M Hafiz Uddin Khan, another former adviser to a caretaker government, too called for changes in the budgetary system and performance review of budget expenditure.
Faruq Ahmad Siddiqi, former chairman of Bangladesh Securities and Exchange Commission, suggested the government introduce reforms in the tax administration system before increasing the target of revenue collection.
He said the system is handicapped by corruption and a lack of skilled manpower.
“It needs to be modernised.

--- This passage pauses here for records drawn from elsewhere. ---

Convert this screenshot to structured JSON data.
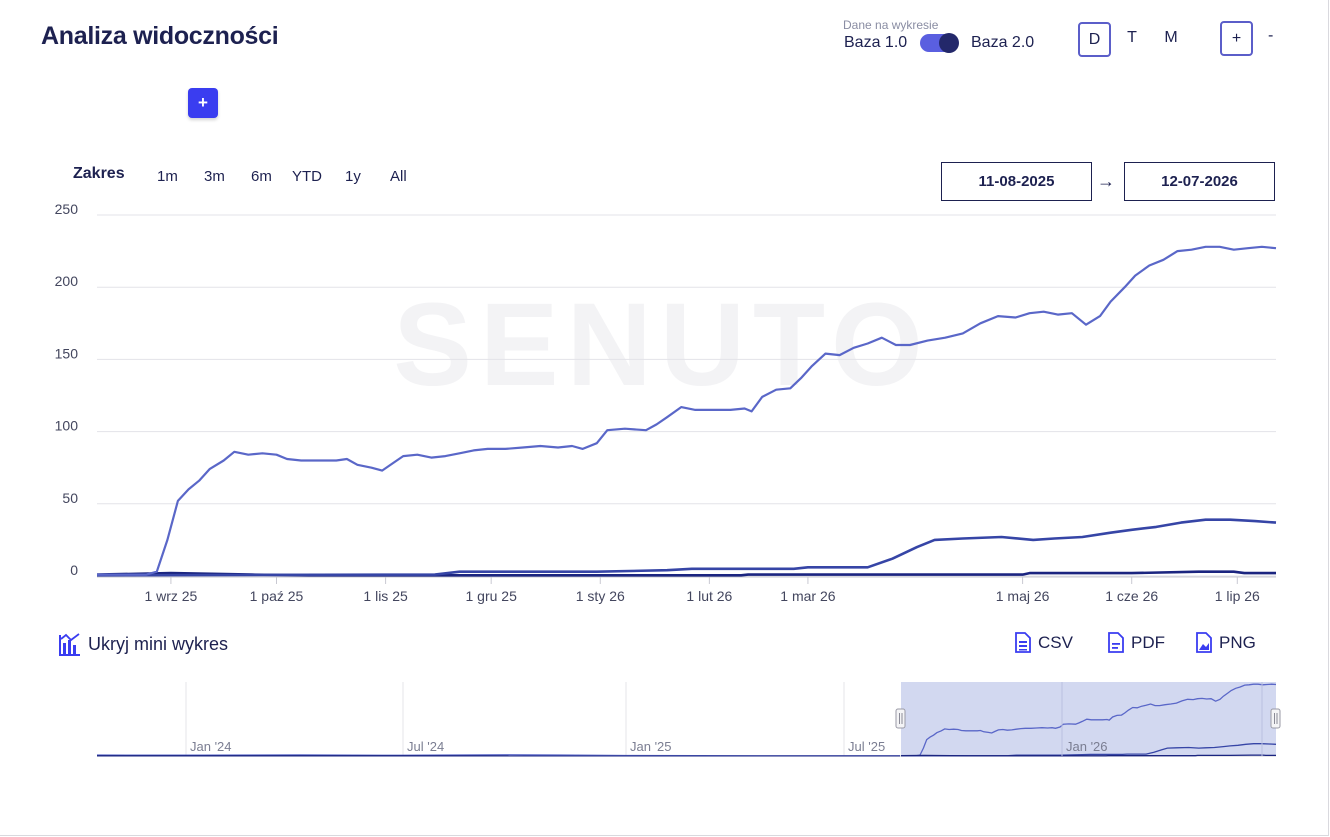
{
  "header": {
    "title": "Analiza widoczności",
    "add_label": "+",
    "data_caption": "Dane na wykresie",
    "base_left": "Baza 1.0",
    "base_right": "Baza 2.0",
    "periods": [
      "D",
      "T",
      "M"
    ],
    "zoom_in": "+",
    "zoom_out": "-"
  },
  "range": {
    "label": "Zakres",
    "buttons": [
      "1m",
      "3m",
      "6m",
      "YTD",
      "1y",
      "All"
    ],
    "from": "11-08-2025",
    "arrow": "→",
    "to": "12-07-2026"
  },
  "toolbar": {
    "hide_mini": "Ukryj mini wykres",
    "csv": "CSV",
    "pdf": "PDF",
    "png": "PNG"
  },
  "colors": {
    "series_main": "#5a67c8",
    "series_mid": "#3645a6",
    "series_low": "#1b2580",
    "navigator_fill": "#cdd4ee",
    "accent": "#3a3df0"
  },
  "chart_data": {
    "type": "line",
    "watermark": "SENUTO",
    "ylim": [
      0,
      250
    ],
    "yticks": [
      0,
      50,
      100,
      150,
      200,
      250
    ],
    "xlim": [
      "2025-08-11",
      "2026-07-12"
    ],
    "xticks": [
      {
        "date": "2025-09-01",
        "label": "1 wrz 25"
      },
      {
        "date": "2025-10-01",
        "label": "1 paź 25"
      },
      {
        "date": "2025-11-01",
        "label": "1 lis 25"
      },
      {
        "date": "2025-12-01",
        "label": "1 gru 25"
      },
      {
        "date": "2026-01-01",
        "label": "1 sty 26"
      },
      {
        "date": "2026-02-01",
        "label": "1 lut 26"
      },
      {
        "date": "2026-03-01",
        "label": "1 mar 26"
      },
      {
        "date": "2026-05-01",
        "label": "1 maj 26"
      },
      {
        "date": "2026-06-01",
        "label": "1 cze 26"
      },
      {
        "date": "2026-07-01",
        "label": "1 lip 26"
      }
    ],
    "series": [
      {
        "points": [
          [
            "2025-08-11",
            1
          ],
          [
            "2025-08-25",
            1
          ],
          [
            "2025-08-28",
            3
          ],
          [
            "2025-08-31",
            25
          ],
          [
            "2025-09-03",
            52
          ],
          [
            "2025-09-06",
            60
          ],
          [
            "2025-09-09",
            66
          ],
          [
            "2025-09-12",
            74
          ],
          [
            "2025-09-16",
            80
          ],
          [
            "2025-09-19",
            86
          ],
          [
            "2025-09-23",
            84
          ],
          [
            "2025-09-27",
            85
          ],
          [
            "2025-10-01",
            84
          ],
          [
            "2025-10-04",
            81
          ],
          [
            "2025-10-08",
            80
          ],
          [
            "2025-10-14",
            80
          ],
          [
            "2025-10-18",
            80
          ],
          [
            "2025-10-21",
            81
          ],
          [
            "2025-10-24",
            77
          ],
          [
            "2025-10-28",
            75
          ],
          [
            "2025-10-31",
            73
          ],
          [
            "2025-11-03",
            78
          ],
          [
            "2025-11-06",
            83
          ],
          [
            "2025-11-10",
            84
          ],
          [
            "2025-11-14",
            82
          ],
          [
            "2025-11-18",
            83
          ],
          [
            "2025-11-22",
            85
          ],
          [
            "2025-11-26",
            87
          ],
          [
            "2025-11-30",
            88
          ],
          [
            "2025-12-05",
            88
          ],
          [
            "2025-12-10",
            89
          ],
          [
            "2025-12-15",
            90
          ],
          [
            "2025-12-20",
            89
          ],
          [
            "2025-12-24",
            90
          ],
          [
            "2025-12-27",
            88
          ],
          [
            "2025-12-31",
            92
          ],
          [
            "2026-01-03",
            101
          ],
          [
            "2026-01-08",
            102
          ],
          [
            "2026-01-14",
            101
          ],
          [
            "2026-01-17",
            105
          ],
          [
            "2026-01-20",
            110
          ],
          [
            "2026-01-24",
            117
          ],
          [
            "2026-01-28",
            115
          ],
          [
            "2026-02-02",
            115
          ],
          [
            "2026-02-07",
            115
          ],
          [
            "2026-02-11",
            116
          ],
          [
            "2026-02-13",
            114
          ],
          [
            "2026-02-16",
            124
          ],
          [
            "2026-02-20",
            129
          ],
          [
            "2026-02-24",
            130
          ],
          [
            "2026-02-27",
            137
          ],
          [
            "2026-03-02",
            145
          ],
          [
            "2026-03-06",
            154
          ],
          [
            "2026-03-10",
            153
          ],
          [
            "2026-03-14",
            158
          ],
          [
            "2026-03-18",
            161
          ],
          [
            "2026-03-22",
            165
          ],
          [
            "2026-03-26",
            160
          ],
          [
            "2026-03-30",
            160
          ],
          [
            "2026-04-04",
            163
          ],
          [
            "2026-04-09",
            165
          ],
          [
            "2026-04-14",
            168
          ],
          [
            "2026-04-19",
            175
          ],
          [
            "2026-04-24",
            180
          ],
          [
            "2026-04-29",
            179
          ],
          [
            "2026-05-03",
            182
          ],
          [
            "2026-05-07",
            183
          ],
          [
            "2026-05-11",
            181
          ],
          [
            "2026-05-15",
            182
          ],
          [
            "2026-05-19",
            174
          ],
          [
            "2026-05-23",
            180
          ],
          [
            "2026-05-26",
            190
          ],
          [
            "2026-05-30",
            200
          ],
          [
            "2026-06-02",
            208
          ],
          [
            "2026-06-06",
            215
          ],
          [
            "2026-06-10",
            219
          ],
          [
            "2026-06-14",
            225
          ],
          [
            "2026-06-18",
            226
          ],
          [
            "2026-06-22",
            228
          ],
          [
            "2026-06-26",
            228
          ],
          [
            "2026-06-30",
            226
          ],
          [
            "2026-07-04",
            227
          ],
          [
            "2026-07-08",
            228
          ],
          [
            "2026-07-12",
            227
          ]
        ]
      },
      {
        "points": [
          [
            "2025-08-11",
            0.5
          ],
          [
            "2025-11-15",
            1
          ],
          [
            "2025-11-22",
            3
          ],
          [
            "2025-12-31",
            3
          ],
          [
            "2026-01-20",
            4
          ],
          [
            "2026-01-27",
            5
          ],
          [
            "2026-02-25",
            5
          ],
          [
            "2026-03-01",
            6
          ],
          [
            "2026-03-18",
            6
          ],
          [
            "2026-03-25",
            12
          ],
          [
            "2026-04-01",
            20
          ],
          [
            "2026-04-06",
            25
          ],
          [
            "2026-04-14",
            26
          ],
          [
            "2026-04-25",
            27
          ],
          [
            "2026-05-04",
            25
          ],
          [
            "2026-05-10",
            26
          ],
          [
            "2026-05-18",
            27
          ],
          [
            "2026-05-26",
            30
          ],
          [
            "2026-06-01",
            32
          ],
          [
            "2026-06-08",
            34
          ],
          [
            "2026-06-15",
            37
          ],
          [
            "2026-06-22",
            39
          ],
          [
            "2026-06-29",
            39
          ],
          [
            "2026-07-06",
            38
          ],
          [
            "2026-07-12",
            37
          ]
        ]
      },
      {
        "points": [
          [
            "2025-08-11",
            1
          ],
          [
            "2025-09-01",
            2
          ],
          [
            "2025-09-24",
            1
          ],
          [
            "2025-10-10",
            0.5
          ],
          [
            "2026-02-10",
            0.5
          ],
          [
            "2026-02-12",
            1
          ],
          [
            "2026-05-01",
            1
          ],
          [
            "2026-05-03",
            2
          ],
          [
            "2026-06-01",
            2
          ],
          [
            "2026-06-20",
            3
          ],
          [
            "2026-06-30",
            3
          ],
          [
            "2026-07-03",
            2
          ],
          [
            "2026-07-12",
            2
          ]
        ]
      }
    ],
    "navigator": {
      "labels": [
        "Jan '24",
        "Jul '24",
        "Jan '25",
        "Jul '25",
        "Jan '26"
      ]
    }
  }
}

The government is making investment in other areas such as service administration but there has been nothing for tax administration.”
He said the government can collect funds from the capital market for financing big infrastructure projects like the Padma bridge or metro rail by offloading its stakes in state-owned firms.
“But, capital raising through listing the big infrastructures is not possible, as making the projects profitable will take longer and investors will not be confident to invest on them.”
MA Sabur Khan, the immediate past president of Dhaka Chamber of Commerce and Industry, said the NBR formulates the budget and it also collects the revenue.
“It is not possible to ensure good governance when the formulator becomes the collector.”
Salma Khan, former chairperson of Untied Nation's CEDAW Committee, said only 1.5 percent of the budgetary allocation is kept for the women and children affairs ministry and that too gets reduced in the revised budget.
Humayun Kabir, former president of ICAB, moderated the discussion, which was also attended by Abdul Qayyum, associate editor of the Prothom Alo, and Shawkat Hossain, president of ICAB.